LA GUERRE commerciale entre la Chine et les États-Unis est probablement loin d’être terminée, mais Donald Trump a néanmoins annoncé un accord commercial « très important » – quoique partiel – avec la Chine. « Nous sommes parvenus à un accord très important de phase 1 », a-t-il déclaré à la presse dans le Bureau Oval après une rencontre avec Liu He, le principal négociateur chinois, en compagnie de Steven Mnuchin, le secrétaire américain au Trésor, et de Robert Lighthizer, le représentant américain au Commerce. « Il y avait beaucoup de frictions entre la Chine et les États-Unis, maintenant c’est l’amour! », a-t-il lancé, n’hésitant pas à évoquer l’impact sur « la paix dans le monde » de cette nouvelle entente entre les deux premières économies mondiales. Pour manier l’hyperbole, le président, qui brigue un second mandat, n’en garde pas moins les pieds sur terre et a longuement commenté les achats agricoles substantiels concédés par Pékin et devant bénéficier à une partie de son électorat.
En échange, la Chine a obtenu que Donald Trump renonce à l’augmentation de 25 à 30 % des tarifs douaniers punitifs sur 250 milliards de dollars d’importations chinoises aux États-Unis, qui devait entrer en vigueur mardi 8 octobre. Il reste toutefois encore à coucher sur le papier les termes de la négociation. Un processus qui, selon l’hôte de la Maison Blanche, pourrait prendre quatre à cinq semaines. Il n’a pas exclu de signer, « ou pas », un document avec le président chinois Xi Jinping au Chili en marge du sommet de l’Association des pays riverains du Pacifique en novembre.
Deux autres phases, aux contours très flous, pourraient ensuite suivre pour compléter ce premier accord.
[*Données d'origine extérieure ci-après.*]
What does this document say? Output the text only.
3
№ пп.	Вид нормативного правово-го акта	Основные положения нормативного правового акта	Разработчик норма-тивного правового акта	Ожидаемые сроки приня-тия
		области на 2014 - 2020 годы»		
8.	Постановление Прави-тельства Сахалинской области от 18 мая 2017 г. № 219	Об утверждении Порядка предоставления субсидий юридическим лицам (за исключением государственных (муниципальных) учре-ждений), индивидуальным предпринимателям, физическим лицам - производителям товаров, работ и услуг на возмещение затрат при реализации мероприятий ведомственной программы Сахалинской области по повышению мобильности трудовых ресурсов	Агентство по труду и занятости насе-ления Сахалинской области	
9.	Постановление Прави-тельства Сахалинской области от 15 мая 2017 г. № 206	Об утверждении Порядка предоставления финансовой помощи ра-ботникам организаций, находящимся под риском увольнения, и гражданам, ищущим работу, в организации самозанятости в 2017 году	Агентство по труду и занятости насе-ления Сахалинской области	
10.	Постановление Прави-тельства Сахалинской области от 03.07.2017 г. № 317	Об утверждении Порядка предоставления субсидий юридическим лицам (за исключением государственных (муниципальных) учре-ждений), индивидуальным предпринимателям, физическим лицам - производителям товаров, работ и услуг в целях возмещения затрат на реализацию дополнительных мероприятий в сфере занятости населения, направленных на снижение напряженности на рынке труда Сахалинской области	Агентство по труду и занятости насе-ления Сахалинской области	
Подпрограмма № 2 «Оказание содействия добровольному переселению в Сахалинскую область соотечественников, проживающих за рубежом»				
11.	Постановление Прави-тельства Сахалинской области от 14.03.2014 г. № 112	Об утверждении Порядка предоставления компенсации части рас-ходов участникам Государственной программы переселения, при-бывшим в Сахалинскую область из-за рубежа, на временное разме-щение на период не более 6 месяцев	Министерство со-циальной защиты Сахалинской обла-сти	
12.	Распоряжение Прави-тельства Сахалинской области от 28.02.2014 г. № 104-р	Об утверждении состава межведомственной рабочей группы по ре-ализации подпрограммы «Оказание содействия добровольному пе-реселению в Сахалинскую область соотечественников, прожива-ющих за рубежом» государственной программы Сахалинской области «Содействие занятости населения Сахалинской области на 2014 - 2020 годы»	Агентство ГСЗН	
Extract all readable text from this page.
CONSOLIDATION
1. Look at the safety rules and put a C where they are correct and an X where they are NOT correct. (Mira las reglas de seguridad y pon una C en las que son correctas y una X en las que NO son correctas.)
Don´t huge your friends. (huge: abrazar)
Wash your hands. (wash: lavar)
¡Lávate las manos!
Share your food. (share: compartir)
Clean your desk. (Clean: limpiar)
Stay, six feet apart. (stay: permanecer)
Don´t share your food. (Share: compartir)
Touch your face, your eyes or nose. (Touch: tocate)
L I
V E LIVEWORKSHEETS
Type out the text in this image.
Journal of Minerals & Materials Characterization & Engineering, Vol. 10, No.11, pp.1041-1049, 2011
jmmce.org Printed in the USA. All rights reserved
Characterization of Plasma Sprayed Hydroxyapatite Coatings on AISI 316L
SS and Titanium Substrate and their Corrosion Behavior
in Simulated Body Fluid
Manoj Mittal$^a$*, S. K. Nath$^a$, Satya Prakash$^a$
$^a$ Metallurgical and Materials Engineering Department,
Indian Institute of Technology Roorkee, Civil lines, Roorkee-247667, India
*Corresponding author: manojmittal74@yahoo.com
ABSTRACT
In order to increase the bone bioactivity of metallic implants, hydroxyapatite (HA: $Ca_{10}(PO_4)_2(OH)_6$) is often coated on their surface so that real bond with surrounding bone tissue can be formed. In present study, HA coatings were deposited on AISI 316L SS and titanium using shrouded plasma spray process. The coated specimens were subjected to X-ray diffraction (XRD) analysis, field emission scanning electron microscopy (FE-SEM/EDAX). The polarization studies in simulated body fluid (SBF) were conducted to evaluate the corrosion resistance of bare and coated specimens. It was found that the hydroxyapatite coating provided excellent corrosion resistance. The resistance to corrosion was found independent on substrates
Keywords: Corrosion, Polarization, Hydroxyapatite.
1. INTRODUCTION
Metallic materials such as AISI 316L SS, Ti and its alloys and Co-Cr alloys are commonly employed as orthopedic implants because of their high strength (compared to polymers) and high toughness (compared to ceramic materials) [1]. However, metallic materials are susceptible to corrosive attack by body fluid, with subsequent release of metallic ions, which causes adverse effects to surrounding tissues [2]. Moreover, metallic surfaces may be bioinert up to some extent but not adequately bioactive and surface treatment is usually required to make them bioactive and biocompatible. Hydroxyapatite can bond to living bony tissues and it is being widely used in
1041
Steven Mnuchin, qui s’exprimait devant le président, s’est montré prudent. « Nous avons une entente fondamentale sur les points clés. Nous avons fait beaucoup de progrès, mais il nous reste encore du travail à faire », a-t-il relevé. « Nous ne signerons pas un accord tant que nous ne pouvons pas dire au président que tout est couché sur le papier ». Cette phase 1, à en croire Trump, comprend des achats de biens agricoles pour 40 à 50 milliards de dollars par an. C’est environ deux fois et demi le pic des achats annuels de la Chine. Elle importait en 2017 pour 19,5 milliards de dollars de produits agricoles américains, un nombre tombé à un peu plus de 9 milliards en 2018 sous l’effet de la guerre commerciale. « Je recommande dès à présent à nos agriculteurs d’acheter plus de terres et des plus gros tracteurs » pour répondre à la hausse de la demande, a plaisanté le président américain. Les agriculteurs ont été particulièrement visés par les représailles chinoises. L’administration Trump a dû débloquer 28 milliards de dollars d’aide fédérale pour atténuer leurs pertes.
Le sort de Huawei
Politiquement, Donald Trump est sous pression comme jamais depuis son entrée à la Maison Blanche. Les démocrates ont lancé une enquête en vue d’une procédure de destitution, qui semble soutenue par les électeurs selon plusieurs sondages. Et sa politique brouillonne en Syrie lui vaut des critiques très virulentes jusque parmi ses plus proches soutiens. L’entente trouvée vendredi 11 octobre avec la Chine comprend aussi des éléments sur la propriété intellectuelle – un droit souvent bafoué en Chine -, une plus large ouverture du secteur des services financiers chinois et un volet sur les taux de change.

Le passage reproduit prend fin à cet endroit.